Cryptonomicon draws heavily on this experience, as well as his potent skills as a novelist. After first rocking the sci-fi world with its best work of the decade, Snow Crash, he quickly followed up with the equally virtuoso The Diamond Age. In what's becoming a familiar cultural feedback loop, both works have gone on to inform the reality of evolving infoculture to a degree that surpasses even William Gibson's.

This current work is contemporary and mainstream, its setting split neatly between the Second War in the Pacific theatre and modern Seattle and Manila. It's a story of gold and of secrets, of doomed imperial ambition and modern ventures of bewildering complexity. The novel has not one protagonist, but four of equal billing. This is not, however, a case of waiting until the end to find out how it all comes together: though dispersed in time and locale, the interlocking of lives and work is apparent throughout.

In the 1940s, quirky New England savant Lawrence Waterhouse fights the secret Cryptographic war against the Nazi masters of Enigma, in an odyssey that finds him faking signal searches from a crumbling British castle one day, and up to his armpits in sea water and sewage on a sinking German U-Boat in the North Atlantic the next. A doomed and starving Japanese sergeant slaves to build a cache for billions in Asian loot, while his recurrent bête noire, a U.S. Marine Corporal named Shaftoe, curses MacArthur as he executes suicidal missions of impenetrable mystery and massively subtle misdirection.

Meanwhile in the '90s, Waterhouse's descendent Randy, a programmer working on the nascent digital infrastructure of the Philippines, finds the work of all these men revealing itself in his own. In the '40s, none of them understood the bigger picture they were a part of, but their desperate acts and ingenious feats have become encoded in the very texture of Randy's world -- a complex and all but indecipherable message infused into the artifacts and even the very landscape his antecedents left behind.

These plot lines are woven into the fabric of a novel using innumerable threads of scientific and cultural excursion.

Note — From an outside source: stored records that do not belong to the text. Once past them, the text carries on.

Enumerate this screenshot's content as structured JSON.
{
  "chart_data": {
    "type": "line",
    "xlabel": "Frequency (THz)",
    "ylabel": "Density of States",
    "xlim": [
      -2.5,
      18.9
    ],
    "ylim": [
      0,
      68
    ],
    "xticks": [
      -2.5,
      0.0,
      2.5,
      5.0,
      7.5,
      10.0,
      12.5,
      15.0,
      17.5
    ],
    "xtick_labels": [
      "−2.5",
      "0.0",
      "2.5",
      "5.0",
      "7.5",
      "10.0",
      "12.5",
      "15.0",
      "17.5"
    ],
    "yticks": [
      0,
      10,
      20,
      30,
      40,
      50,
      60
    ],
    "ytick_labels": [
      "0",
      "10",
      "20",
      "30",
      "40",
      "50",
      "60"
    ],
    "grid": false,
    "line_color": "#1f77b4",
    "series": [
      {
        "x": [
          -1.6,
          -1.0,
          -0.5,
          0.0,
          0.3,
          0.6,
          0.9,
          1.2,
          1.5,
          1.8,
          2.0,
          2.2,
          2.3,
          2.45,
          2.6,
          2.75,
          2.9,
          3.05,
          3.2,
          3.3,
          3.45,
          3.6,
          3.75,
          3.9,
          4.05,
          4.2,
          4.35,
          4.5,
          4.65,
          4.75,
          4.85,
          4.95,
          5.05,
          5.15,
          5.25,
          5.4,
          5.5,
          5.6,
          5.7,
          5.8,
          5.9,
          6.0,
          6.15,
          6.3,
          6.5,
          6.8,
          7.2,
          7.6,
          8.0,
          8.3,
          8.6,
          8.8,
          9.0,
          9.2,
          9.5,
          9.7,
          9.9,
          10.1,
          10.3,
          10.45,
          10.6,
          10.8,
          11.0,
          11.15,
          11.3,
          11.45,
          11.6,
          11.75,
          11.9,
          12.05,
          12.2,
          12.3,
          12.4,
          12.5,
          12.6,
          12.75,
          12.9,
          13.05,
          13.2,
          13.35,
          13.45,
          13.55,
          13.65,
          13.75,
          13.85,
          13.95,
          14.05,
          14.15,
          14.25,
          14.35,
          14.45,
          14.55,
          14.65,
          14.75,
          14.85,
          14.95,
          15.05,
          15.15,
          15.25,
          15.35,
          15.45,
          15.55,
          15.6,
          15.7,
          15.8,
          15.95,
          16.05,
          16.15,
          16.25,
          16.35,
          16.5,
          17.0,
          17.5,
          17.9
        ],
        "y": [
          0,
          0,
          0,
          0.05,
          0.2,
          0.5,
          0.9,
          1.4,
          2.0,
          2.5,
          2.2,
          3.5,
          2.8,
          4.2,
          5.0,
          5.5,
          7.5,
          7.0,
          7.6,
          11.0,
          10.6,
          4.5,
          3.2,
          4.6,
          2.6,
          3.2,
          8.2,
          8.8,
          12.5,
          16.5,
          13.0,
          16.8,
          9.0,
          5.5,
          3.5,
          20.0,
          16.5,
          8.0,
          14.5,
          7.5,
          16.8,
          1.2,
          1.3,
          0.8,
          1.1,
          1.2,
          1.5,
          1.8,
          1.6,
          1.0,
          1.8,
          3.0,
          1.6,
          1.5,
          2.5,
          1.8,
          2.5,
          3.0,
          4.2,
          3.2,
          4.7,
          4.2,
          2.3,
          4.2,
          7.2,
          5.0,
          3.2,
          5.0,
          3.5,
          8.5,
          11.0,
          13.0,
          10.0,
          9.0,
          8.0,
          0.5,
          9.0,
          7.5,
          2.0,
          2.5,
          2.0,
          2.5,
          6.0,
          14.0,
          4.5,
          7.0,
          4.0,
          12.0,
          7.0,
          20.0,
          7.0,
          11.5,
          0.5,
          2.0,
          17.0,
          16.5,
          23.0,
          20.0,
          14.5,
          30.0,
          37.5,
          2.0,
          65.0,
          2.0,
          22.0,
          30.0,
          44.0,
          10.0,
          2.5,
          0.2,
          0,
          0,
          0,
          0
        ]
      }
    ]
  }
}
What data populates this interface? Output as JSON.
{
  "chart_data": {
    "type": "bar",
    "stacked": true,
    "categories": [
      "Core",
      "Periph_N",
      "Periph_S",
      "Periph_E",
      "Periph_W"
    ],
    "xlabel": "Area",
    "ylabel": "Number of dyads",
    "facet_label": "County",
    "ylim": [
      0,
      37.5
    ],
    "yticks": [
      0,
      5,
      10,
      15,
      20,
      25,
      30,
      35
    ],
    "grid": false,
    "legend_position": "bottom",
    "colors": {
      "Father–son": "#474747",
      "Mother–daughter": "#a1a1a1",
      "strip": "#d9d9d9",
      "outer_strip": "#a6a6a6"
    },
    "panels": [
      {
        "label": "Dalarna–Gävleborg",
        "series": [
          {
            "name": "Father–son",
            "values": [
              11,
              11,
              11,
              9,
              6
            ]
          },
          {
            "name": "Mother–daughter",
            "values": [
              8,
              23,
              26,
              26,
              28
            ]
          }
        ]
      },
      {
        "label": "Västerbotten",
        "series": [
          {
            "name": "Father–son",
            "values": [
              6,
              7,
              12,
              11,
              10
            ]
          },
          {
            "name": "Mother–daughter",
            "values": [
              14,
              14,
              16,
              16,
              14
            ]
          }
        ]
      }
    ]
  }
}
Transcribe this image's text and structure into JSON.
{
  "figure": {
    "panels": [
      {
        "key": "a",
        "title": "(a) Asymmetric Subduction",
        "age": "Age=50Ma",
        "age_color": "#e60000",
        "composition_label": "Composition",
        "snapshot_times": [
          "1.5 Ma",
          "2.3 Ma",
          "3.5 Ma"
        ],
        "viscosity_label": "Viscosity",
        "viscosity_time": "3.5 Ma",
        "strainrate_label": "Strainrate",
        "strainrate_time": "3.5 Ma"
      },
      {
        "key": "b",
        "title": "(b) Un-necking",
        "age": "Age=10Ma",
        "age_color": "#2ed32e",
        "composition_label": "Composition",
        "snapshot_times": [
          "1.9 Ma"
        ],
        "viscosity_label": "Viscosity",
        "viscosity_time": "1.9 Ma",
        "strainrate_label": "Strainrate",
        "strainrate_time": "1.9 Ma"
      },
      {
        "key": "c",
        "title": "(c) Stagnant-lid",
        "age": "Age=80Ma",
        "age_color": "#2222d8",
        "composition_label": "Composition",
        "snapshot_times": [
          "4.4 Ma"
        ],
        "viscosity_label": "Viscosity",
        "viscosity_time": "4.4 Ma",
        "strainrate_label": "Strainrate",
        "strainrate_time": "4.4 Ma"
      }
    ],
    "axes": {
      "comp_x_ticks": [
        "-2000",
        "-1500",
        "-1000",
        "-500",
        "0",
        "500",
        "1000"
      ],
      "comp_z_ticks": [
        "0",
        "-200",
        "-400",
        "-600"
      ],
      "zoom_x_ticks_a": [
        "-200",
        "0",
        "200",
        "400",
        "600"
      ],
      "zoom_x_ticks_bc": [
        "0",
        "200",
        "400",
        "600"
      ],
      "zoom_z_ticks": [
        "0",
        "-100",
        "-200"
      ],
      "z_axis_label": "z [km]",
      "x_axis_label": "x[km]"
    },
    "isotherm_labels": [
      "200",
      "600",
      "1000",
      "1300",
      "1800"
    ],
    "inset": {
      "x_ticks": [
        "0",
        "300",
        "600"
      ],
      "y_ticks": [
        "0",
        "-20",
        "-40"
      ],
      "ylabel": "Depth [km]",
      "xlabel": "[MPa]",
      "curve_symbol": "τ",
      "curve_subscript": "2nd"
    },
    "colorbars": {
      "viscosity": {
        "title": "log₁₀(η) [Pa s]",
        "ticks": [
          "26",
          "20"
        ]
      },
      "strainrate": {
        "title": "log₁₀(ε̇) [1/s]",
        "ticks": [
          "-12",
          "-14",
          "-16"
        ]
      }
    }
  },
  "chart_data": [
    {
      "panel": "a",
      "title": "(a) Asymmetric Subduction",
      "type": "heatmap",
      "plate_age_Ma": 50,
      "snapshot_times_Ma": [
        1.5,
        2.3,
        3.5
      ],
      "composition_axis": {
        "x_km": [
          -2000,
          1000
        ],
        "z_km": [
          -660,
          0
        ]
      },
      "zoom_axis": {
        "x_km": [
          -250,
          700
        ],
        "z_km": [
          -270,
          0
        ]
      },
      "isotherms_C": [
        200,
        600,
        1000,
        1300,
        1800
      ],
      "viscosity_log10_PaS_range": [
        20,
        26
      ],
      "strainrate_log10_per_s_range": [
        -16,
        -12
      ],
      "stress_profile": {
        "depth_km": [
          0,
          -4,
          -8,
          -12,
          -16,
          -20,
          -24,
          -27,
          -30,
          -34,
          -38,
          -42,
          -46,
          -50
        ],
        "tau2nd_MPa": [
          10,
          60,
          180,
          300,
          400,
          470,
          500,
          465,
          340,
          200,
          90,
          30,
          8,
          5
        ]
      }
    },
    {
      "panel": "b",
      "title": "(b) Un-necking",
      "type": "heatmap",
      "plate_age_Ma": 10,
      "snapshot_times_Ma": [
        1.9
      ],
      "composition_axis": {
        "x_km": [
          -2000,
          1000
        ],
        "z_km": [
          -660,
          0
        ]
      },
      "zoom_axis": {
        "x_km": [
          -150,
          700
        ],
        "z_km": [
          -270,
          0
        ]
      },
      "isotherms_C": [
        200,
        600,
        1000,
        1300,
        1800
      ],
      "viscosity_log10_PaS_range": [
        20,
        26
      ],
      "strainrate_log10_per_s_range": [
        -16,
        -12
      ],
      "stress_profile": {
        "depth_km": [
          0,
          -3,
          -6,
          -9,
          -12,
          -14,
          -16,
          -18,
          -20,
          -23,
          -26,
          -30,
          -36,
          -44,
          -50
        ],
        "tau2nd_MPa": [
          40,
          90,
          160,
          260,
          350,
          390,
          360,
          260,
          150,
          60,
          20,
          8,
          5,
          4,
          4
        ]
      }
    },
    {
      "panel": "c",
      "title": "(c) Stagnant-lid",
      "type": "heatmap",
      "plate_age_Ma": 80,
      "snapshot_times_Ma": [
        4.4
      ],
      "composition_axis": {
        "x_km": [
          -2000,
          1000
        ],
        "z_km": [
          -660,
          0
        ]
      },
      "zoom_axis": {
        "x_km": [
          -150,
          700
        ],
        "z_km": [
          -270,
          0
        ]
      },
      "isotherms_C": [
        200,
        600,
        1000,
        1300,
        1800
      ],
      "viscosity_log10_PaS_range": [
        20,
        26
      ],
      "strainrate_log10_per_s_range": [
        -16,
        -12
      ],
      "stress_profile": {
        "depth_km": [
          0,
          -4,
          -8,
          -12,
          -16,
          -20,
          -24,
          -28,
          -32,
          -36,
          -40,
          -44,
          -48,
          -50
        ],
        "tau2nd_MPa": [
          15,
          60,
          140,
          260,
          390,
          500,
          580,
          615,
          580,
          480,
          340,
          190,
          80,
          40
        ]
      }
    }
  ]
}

Lightly digressive and vigorously expounded, the book is shot through with generally hilarious and always riveting forays into an almost encyclopedic array of subjects; and it's these forays that give the novel its heft. By infusing the story with knowledge, the author achieves an absorbing and detailed authenticity.

Stephenson possesses a gift for vigorous prose, his ability to make the weighty laughable and the trivial fascinating. He blends silicon and reality with splendid mixed metaphors -- for example, a hormonally distracted protagonist restores his focus by, as it were, getting a grip on himself and "executing a manual override." And as often as he exalts technology to the status of the living, he as readily diminishes the living to banal biochemical systems. A pivotal moment of high tension in a room full of powerful men suddenly shifts to a lesson in crude anatomy and biology: the corridors of power are trodden by willful bags of watery protein and dissolved gases.

Somehow, none of this detracts from the humanity of the story. Stephenson finds our lives to be at once heroic and pitiable: the fleeting, ephemeral journey of a standing wave of consciousness across a medium governed by pitiless mathematics and intractable physics. He unifies the experience of the electronic and material worlds in showing that we can only know either of them as information, however it reaches our senses. And finally, he shows us that the only thing that matters is what we do in those worlds.